Learn more in our IVF video series:
If you’ve tested positive for a mutation in the BRCA1 or BRCA2 gene — or some other inherited gene mutation associated with increased risk of breast cancer and possibly other cancers — it’s natural to be concerned about passing the mutation along to your biological children. There’s a 50% chance that any child you have will inherit the mutation. The same holds true if you are not a mutation carrier but your partner is.

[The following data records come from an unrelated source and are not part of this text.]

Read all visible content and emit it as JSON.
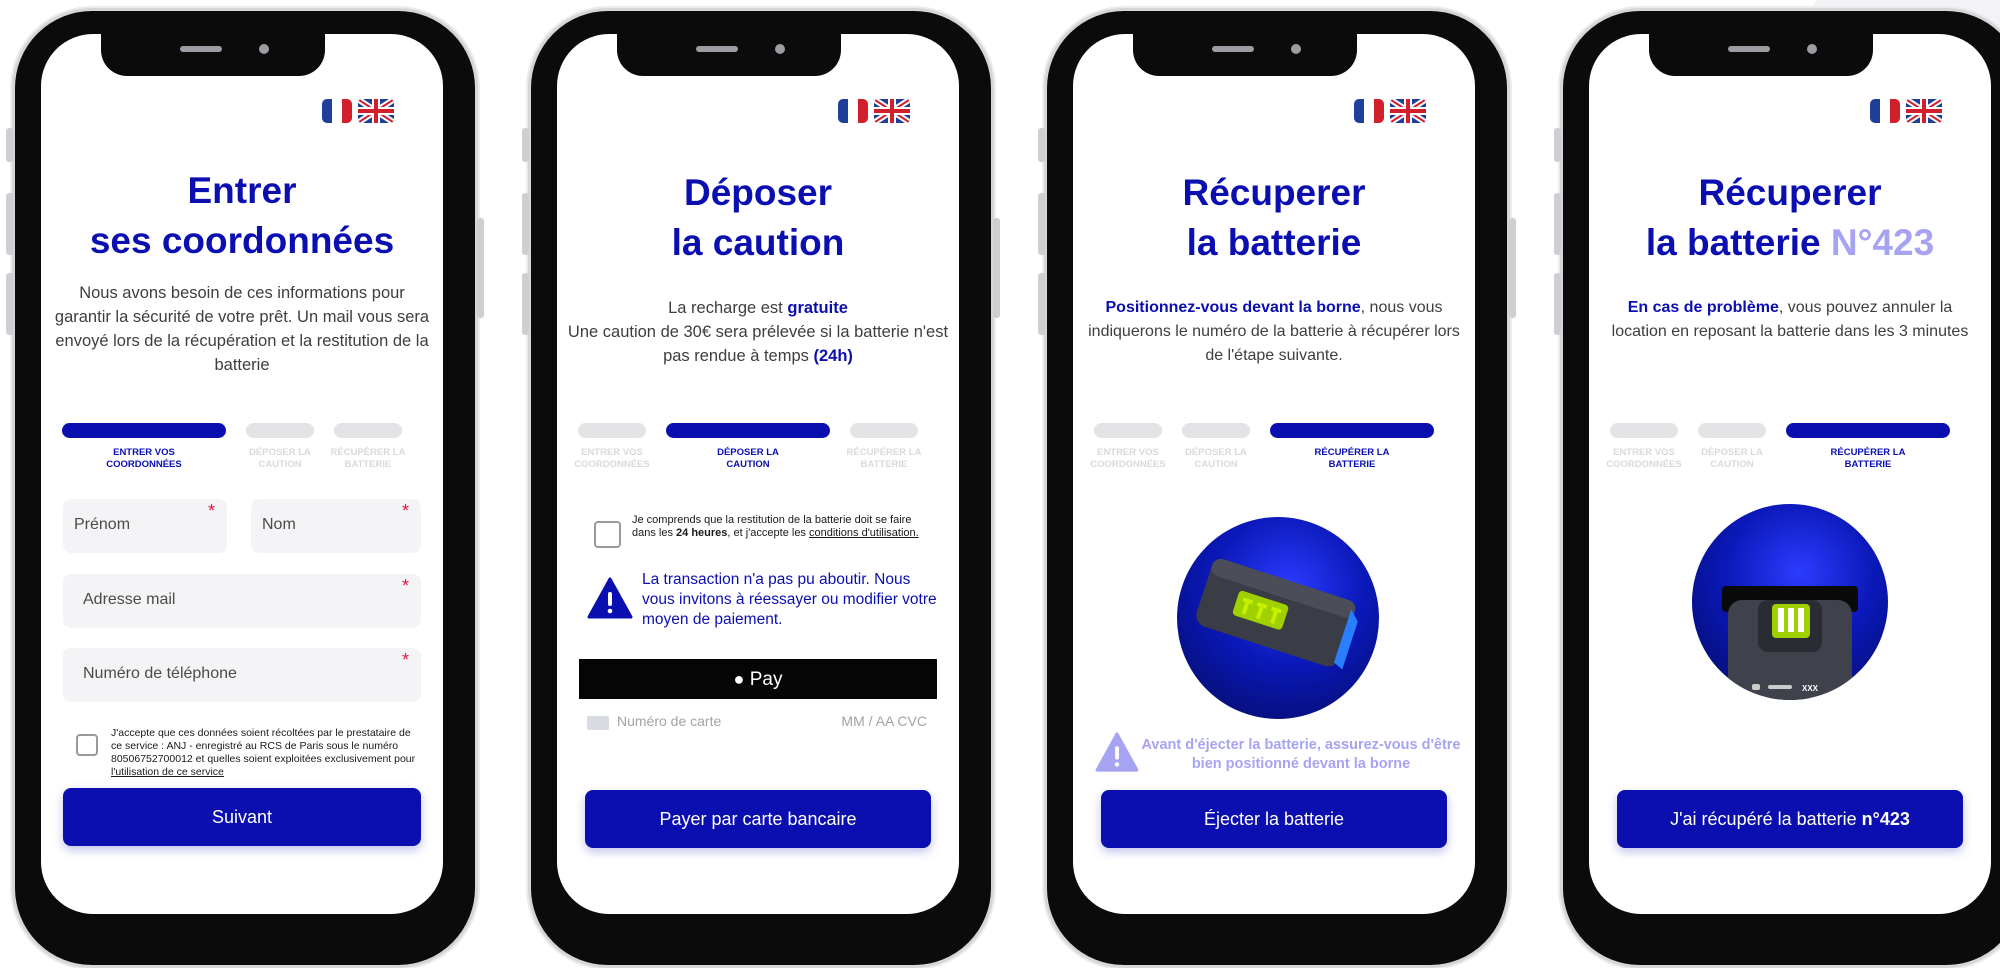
{
  "flags": {
    "fr": "French flag",
    "uk": "UK flag"
  },
  "colors": {
    "primary": "#0b0fb0",
    "accent": "#a7a3f3",
    "required": "#e3173e",
    "inactive": "#e3e3e6"
  },
  "steps": {
    "step1": "ENTRER VOS COORDONNÉES",
    "step2": "DÉPOSER LA CAUTION",
    "step3": "RÉCUPÉRER LA BATTERIE"
  },
  "screen1": {
    "title_line1": "Entrer",
    "title_line2": "ses coordonnées",
    "intro": "Nous avons besoin de ces informations pour garantir la sécurité de votre prêt. Un mail vous sera envoyé lors de la récupération et la restitution de la batterie",
    "active_step": 1,
    "fields": {
      "firstname": "Prénom",
      "lastname": "Nom",
      "email": "Adresse mail",
      "phone": "Numéro de téléphone",
      "required_mark": "*"
    },
    "consent_text": "J'accepte que ces données soient récoltées par le prestataire de ce service : ANJ - enregistré au RCS de Paris sous le numéro 80506752700012 et quelles soient exploitées exclusivement pour ",
    "consent_link": "l'utilisation de ce service",
    "button": "Suivant"
  },
  "screen2": {
    "title_line1": "Déposer",
    "title_line2": "la caution",
    "intro_a": "La recharge est ",
    "intro_a_bold": "gratuite",
    "intro_b": "Une caution de 30€  sera prélevée si la batterie n'est pas rendue à temps ",
    "intro_b_bold": "(24h)",
    "active_step": 2,
    "terms_a": "Je comprends que la restitution de la batterie doit se faire dans les ",
    "terms_bold": "24 heures",
    "terms_b": ", et j'accepte les ",
    "terms_link": "conditions d'utilisation.",
    "error": "La transaction n'a pas pu aboutir. Nous vous invitons à réessayer ou modifier votre moyen de paiement.",
    "apple_pay": "Pay",
    "card_placeholder": "Numéro de carte",
    "card_expiry": "MM / AA  CVC",
    "button": "Payer par carte bancaire"
  },
  "screen3": {
    "title_line1": "Récuperer",
    "title_line2": "la  batterie",
    "intro_bold": "Positionnez-vous devant la borne",
    "intro": ", nous vous indiquerons le numéro de la batterie à récupérer lors de l'étape suivante.",
    "active_step": 3,
    "warning": "Avant d'éjecter la batterie, assurez-vous d'être bien positionné devant la borne",
    "button": "Éjecter la batterie"
  },
  "screen4": {
    "title_line1": "Récuperer",
    "title_line2a": "la  batterie ",
    "title_line2b": "N°423",
    "intro_bold": "En cas de problème",
    "intro": ", vous pouvez annuler la location en reposant la batterie dans les 3 minutes",
    "active_step": 3,
    "battery_label": "XXX",
    "button_a": "J'ai récupéré la batterie ",
    "button_b": "n°423"
  }
}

The option is now available to use preimplantation genetic testing, or PGT, to prevent passing a gene mutation on future children. For several years, couples have used preimplantation genetic diagnosis to avoid passing along hereditary diseases such as cystic fibrosis, muscular dystrophy, and Huntington’s disease. But now, some parents are using it to avoid passing along the BRCA1, BRCA2 and other mutations.
The Process:
PGT can offer parents (and their future children) peace of mind. With IVF, a woman takes medications to stimulate her ovaries to produce multiple eggs. The eggs are removed and fertilized outside the body in a test tube. Successfully fertilized eggs then become embryos. After a few days (typically 5), PGT can be performed once an embryo has reached blastocyst stage: One or two cells can be removed from each embryo and tested for the particular mutation carried by the parent. The couple or mother can then choose healthy, mutation-free embryos to be implanted in the uterus and/or stored for future use.